Here is my attempt. Define the map:
\begin{align*}
\text{Div}(X)&\to\text{Div}(\mathbb{P}^2)\\
E&\mapsto 0\\
D\neq E&\mapsto \pi(D)
\end{align*}
which induces a map $\varphi:\text{Pic}(X)\to\text{Pic}(\mathbb{P}^2)$. We then have an exact sequence:
$$\mathbb{Z}\to\text{Pic}(X)\to\text{Pic}(\mathbb{P}^2)\to 0$$
where the first map is given by $1\mapsto [E]$. Clearly the map $\pi^*:\text{Pic}(\mathbb{P}^2)\to\text{Pic}(X)$ gives a right split in the sequence. 
Knowing that $\text{Pic}(\mathbb{P}^2)\simeq \mathbb{Z}$ and using the splitting lemma, the only thing left to prove is that the map $1\mapsto[E]$ is injective. 
I'm stuck here. If $m[E]=0$ for some $m\geq 1$, then $mE=\text{div}(f)$ for some $f\in k(X)$. The problem is that I don't know how to actually write down rational functions in $X$.
Any ideas?
 A: First, we note that $\Bbb P^2$ and $X$ are birational: the open sets $\Bbb P^2\setminus P$ and $X\setminus E$ are isomorphic (the blowup map actually restricts to the identity here). This means that the function fields are isomorphic, and a function $f$ which has $div(f)=E$ on $X$ would necessarily have $div(f)=P$ on $\Bbb P^2$, which is obviously impossible. So $E\neq 0$ in the Picard group.
Tabes Bridges' comment is also a possible approach to the problem, as the self-intersection number can be computed only by knowing the degree of the normal bundle (without assuming anything about the class of $E$).
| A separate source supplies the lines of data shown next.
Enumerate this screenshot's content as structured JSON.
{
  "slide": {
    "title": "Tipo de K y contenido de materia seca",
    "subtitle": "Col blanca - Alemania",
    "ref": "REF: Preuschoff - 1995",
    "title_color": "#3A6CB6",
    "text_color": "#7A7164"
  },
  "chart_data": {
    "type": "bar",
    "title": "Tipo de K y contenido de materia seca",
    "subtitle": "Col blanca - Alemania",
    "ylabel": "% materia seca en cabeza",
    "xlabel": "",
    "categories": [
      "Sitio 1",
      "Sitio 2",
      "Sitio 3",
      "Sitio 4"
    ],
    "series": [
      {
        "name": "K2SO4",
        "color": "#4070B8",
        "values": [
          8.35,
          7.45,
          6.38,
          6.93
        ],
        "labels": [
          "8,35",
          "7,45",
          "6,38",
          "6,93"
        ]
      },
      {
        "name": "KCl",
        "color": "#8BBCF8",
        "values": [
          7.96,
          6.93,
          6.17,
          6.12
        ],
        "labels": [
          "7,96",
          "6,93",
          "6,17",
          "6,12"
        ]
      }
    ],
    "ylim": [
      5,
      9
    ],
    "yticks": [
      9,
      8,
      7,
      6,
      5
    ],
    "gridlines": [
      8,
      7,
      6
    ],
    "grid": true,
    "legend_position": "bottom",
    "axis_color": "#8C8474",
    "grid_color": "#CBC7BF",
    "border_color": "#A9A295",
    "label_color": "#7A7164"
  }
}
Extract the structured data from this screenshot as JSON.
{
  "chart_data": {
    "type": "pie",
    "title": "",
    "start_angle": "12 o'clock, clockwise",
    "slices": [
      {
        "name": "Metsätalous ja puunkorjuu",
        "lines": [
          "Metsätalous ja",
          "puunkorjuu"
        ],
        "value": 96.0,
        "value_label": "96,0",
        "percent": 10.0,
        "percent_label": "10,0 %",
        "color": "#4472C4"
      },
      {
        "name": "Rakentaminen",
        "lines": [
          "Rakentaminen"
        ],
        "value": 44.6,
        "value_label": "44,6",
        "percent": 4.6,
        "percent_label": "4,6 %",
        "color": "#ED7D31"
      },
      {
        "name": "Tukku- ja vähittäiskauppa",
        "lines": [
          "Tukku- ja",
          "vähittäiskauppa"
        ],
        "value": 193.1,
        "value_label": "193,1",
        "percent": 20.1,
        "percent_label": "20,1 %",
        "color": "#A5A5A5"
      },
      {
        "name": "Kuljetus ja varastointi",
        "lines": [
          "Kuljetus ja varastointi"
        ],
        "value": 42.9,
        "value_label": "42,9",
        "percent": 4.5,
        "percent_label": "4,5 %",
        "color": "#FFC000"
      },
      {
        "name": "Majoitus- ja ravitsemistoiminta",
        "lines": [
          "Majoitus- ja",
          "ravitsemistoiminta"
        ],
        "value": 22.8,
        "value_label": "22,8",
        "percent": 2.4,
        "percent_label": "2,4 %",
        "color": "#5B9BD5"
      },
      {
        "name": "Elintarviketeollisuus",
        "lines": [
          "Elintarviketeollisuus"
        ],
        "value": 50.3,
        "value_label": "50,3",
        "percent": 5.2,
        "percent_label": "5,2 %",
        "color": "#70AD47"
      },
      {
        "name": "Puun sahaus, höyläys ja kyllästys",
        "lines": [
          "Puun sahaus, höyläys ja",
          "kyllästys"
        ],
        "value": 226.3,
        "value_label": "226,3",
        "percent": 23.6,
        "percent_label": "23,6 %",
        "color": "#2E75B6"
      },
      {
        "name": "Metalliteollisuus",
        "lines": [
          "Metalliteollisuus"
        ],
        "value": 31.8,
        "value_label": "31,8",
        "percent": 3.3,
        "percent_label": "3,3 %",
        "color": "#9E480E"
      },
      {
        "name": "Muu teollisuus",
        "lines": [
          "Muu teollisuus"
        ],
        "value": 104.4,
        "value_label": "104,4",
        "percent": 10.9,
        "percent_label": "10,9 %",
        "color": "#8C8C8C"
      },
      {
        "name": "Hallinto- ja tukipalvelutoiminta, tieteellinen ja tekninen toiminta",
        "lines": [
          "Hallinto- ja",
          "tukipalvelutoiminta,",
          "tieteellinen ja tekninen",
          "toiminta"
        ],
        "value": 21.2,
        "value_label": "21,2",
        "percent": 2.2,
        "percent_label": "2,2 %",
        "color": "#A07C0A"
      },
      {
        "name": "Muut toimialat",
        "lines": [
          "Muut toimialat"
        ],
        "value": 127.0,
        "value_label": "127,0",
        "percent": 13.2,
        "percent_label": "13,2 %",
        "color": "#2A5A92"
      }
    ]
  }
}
As the exceptional divisor $E$ of a blowup in a point of a smooth variety of dimension $n$ has normal bundle $\mathcal{O}_E(E) \cong \mathcal{O}_{\Bbb P^{n-1}}(-1)$ (this is standard when defining the blowup and does not require knowledge of the Picard group of the blowup), we see that the self-intersection number of the exceptional divisor is $(-1)^{n-1}$. So if one can demonstrate that the intersection product is a well-defined thing on the Picard group, this would suffice to show that $E\neq 0$.